Consta por testimonios de ambos protagonistas que sin tener que abrir las bocas sus labios se humedecieron mutuamente como cuando una pareja comparte algún secreto inevitablemente jugoso, porque sus labios no se podían pegar en seco y que por más que el marinero intentó no taparle el rostro, su puño entrecerrado era más velo para el misterio que la mano con la que sostenía en ese instante no sólo el peso de una mujer de blanco, sino el peso inmenso del instante con el que terminaba una guerra.
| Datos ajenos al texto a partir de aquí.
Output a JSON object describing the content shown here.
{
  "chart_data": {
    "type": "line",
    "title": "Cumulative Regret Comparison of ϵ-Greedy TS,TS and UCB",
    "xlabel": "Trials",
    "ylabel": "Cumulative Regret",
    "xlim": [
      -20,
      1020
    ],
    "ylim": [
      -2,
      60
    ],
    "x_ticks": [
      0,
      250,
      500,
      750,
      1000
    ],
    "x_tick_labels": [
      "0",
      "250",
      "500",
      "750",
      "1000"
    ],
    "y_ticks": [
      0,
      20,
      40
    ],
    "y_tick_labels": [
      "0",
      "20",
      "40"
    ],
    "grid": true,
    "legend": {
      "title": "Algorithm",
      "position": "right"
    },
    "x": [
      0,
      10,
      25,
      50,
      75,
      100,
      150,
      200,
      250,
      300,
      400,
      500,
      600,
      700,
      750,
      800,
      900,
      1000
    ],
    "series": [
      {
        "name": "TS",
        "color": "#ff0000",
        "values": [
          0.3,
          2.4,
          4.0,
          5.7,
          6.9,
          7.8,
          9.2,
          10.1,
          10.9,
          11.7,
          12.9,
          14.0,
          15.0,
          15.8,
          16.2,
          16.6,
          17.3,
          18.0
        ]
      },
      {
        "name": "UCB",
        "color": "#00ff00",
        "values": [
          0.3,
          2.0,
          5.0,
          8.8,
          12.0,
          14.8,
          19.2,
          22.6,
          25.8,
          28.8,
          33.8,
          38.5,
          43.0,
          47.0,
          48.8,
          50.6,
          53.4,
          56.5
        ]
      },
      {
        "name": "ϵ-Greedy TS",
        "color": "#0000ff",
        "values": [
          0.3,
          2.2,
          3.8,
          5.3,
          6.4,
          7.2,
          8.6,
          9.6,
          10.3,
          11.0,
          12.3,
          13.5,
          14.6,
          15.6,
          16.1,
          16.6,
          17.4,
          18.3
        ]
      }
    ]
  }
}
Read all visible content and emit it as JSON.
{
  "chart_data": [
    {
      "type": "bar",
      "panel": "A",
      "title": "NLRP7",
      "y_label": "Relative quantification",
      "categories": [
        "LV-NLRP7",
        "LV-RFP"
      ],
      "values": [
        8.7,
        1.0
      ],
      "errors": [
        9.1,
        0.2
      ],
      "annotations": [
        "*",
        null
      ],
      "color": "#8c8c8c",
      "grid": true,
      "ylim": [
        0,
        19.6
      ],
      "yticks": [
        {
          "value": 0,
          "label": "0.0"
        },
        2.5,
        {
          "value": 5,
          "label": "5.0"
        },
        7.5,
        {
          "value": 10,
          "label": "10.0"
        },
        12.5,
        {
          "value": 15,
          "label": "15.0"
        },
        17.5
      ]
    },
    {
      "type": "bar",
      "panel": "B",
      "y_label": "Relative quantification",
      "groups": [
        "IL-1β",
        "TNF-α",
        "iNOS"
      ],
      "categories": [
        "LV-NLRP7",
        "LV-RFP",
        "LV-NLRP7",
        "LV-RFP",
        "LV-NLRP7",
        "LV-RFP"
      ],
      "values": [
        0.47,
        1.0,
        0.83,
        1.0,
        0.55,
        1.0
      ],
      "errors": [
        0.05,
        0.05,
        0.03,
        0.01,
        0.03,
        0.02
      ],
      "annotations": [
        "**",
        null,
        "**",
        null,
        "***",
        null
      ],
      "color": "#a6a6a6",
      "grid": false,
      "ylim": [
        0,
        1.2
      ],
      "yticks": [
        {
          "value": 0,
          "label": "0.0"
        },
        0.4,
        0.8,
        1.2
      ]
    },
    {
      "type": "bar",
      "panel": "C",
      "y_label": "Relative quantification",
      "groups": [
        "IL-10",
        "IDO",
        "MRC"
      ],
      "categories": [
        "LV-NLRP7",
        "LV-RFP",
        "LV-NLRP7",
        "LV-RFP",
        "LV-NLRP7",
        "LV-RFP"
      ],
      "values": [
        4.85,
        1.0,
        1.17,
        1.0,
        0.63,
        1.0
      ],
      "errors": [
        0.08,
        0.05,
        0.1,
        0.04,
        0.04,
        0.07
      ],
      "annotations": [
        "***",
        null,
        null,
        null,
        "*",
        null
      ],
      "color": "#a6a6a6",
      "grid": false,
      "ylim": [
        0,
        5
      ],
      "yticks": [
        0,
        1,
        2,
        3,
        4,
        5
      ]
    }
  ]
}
El instante que congeló Eisenstadt en su más famosa fotografía donde también consta el asombro, puro júbilo y alguna ligera taquicardia de envidia en las caras de dos chismosas que sonríen, otro marinero que parece caminar buscando turno y no pocos civiles boquiabiertos.

Tomada la fotografía de un milagro –apuntalada además por otra fotografía desde otro ángulo que confirma la epifanía—la pareja no cruzó palabra: Edith Shain se encaminó al hospital donde siguió atendiendo mutilados y heridos de esa guerra que como todas las guerras en realidad parece prolongarse en heridas y transfusiones, memorias y rencores, mientras que el marinero McDuffie tomó el tren subterráneo que lo llevó a Brooklyn y de allí a una larga vida en Texas, tres matrimonios, hijos, amigos, algunos partidos en una liga amateur de baloncesto y toda otra vida en otras trincheras con otro uniforme como cartero postal, seguramente entregando cartas de amor, poemas anónimos, fotografías selladas con labios pintados color rojo-pasión y mensajes perfumados en papeles color pastel.

El otrora marinero Glenn Edward McDuffie murió en Texas el pasado 9 de marzo a una hora incierta, luego de sufrir un infarto en medio de un casino donde seguía jugando al azar como quien arriesga un beso anónimo en medio del mundo. No consta, pero los trombones con sordina trazan un sendero de música callada entre nubes, las trompetas sin aullidos completan la armonía de un ritmo callado que sincroniza los pasos de la mujer de blanco que flota hacia sus brazos. Ambos recuerdan el instante que vivieron hace más de siglo porque ya lo han de vivir. Diga si no, el fotógrafo centenario que los espera cámara en mano… para que conste.